Update each finding's Status: line as the user responds: pending → applied | declined: <reason> | deferred.

Step 6 — Confirmation flow

Present findings one at a time, MUST-FIX first, in this order:

Print the finding (with file path, line numbers where relevant, proposed fix).
Ask: "Apply this fix? [y/n/skip/defer/explain]"
- y — apply the fix, update Status to applied.
- n — ask for a one-line reason, record declined: <reason>.
- skip — leave Status pending, revisit at end of pass.
- defer — append to PINBOARD.md (use the pinboard skill if available), Status deferred.
- explain — give more context on why this is flagged, then re-ask.
Move to the next finding.

Batch shortcut: when 3+ consecutive findings share the same check ID (e.g., multiple S4 naming violations), after the first one offer: "Apply this same fix to all remaining S4 findings? [y/n]". If y, apply en bloc and report the count.

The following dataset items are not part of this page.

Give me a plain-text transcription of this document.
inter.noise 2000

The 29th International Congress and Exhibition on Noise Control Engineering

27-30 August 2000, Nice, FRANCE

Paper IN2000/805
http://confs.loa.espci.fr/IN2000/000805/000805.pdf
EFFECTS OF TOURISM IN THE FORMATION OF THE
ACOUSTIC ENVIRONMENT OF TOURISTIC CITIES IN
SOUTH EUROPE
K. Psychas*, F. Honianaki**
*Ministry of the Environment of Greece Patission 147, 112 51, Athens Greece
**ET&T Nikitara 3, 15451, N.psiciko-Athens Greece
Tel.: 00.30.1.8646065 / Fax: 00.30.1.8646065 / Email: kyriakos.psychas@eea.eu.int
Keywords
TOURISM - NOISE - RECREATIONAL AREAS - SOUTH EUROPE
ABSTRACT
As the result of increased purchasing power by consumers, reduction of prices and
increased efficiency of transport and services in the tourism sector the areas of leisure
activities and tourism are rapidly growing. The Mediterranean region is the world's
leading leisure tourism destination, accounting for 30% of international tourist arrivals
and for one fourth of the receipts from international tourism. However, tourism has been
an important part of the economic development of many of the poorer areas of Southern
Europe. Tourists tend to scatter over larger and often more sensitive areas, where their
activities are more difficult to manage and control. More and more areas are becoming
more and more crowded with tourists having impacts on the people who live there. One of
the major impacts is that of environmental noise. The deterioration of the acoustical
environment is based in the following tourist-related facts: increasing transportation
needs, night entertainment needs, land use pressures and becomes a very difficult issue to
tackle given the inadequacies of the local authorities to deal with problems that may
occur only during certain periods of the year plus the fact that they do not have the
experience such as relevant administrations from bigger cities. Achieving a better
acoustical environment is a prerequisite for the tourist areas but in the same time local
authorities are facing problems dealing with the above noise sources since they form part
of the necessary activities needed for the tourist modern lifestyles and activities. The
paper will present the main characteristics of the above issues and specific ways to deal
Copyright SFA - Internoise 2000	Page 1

When all findings are processed:

Print the final summary (N applied, M declined, K deferred).
Finalise the report section in the session log.
If any MUST-FIX were declined or deferred, surface them as a one-line warning: "⚠ MUST-FIX findings unresolved — paper may not reproduce."

Important Rules

Never auto-apply any fix without confirmation. Even "safe" ones (e.g., adding a status: active default). The whole skill is propose-and-confirm.
Never delete code or data. Moves to _Archive/ only. This is a project ground rule.
Never re-run scripts to "fix" stale outputs. S1 flags staleness; the user decides what to re-run.
Never compile the paper. M2 is parse-based. LaTeX compile is the user's job.
Never edit _Archive/ contents. It's the dumping ground.
Don't duplicate script-registry's logic. Use its builder, read its REGISTRY.md, trust its drift detection. Code Sweep adds checks that span beyond the registry (paper cross-ref, dry-run, orphans, naming, TODOs, env manifest).
Don't call other skills inline (e.g., the pinboard skill). If the user wants pinboard entries, just write directly to PINBOARD.md using the existing format the project uses.

Known limitations

Dry-run (M3) only catches errors that surface within 120s on sample data. Scaling bugs, OOM issues, and long-tail failures may slip through.
Paper cross-ref (M2) doesn't follow conditional \if...\else...\fi branches. Figures inside dead branches will look "missing" — user can decline those findings.
Orphan detection (S2, S3) assumes registry: declarations are accurate. Stale or incomplete declarations produce false positives. Run M4 (registry sync) first so drift warnings surface before orphan checks.
Naming patterns (S4) are inferred from existing files if the defaults don't match. If the project mixes conventions, sweep may pick the wrong "standard" — user can decline.

Quick reference — when to invoke

Run Code Sweep:

Before sharing the code with a coauthor or RA
Before a paper submission / re-submission
After a large refactor of Code/
After a data refresh (raw data updated → check downstream staleness)
When the user is unsure what state the project is in

Don't run Code Sweep mid-development on a single script — it's a milestone tool, not a per-commit linter.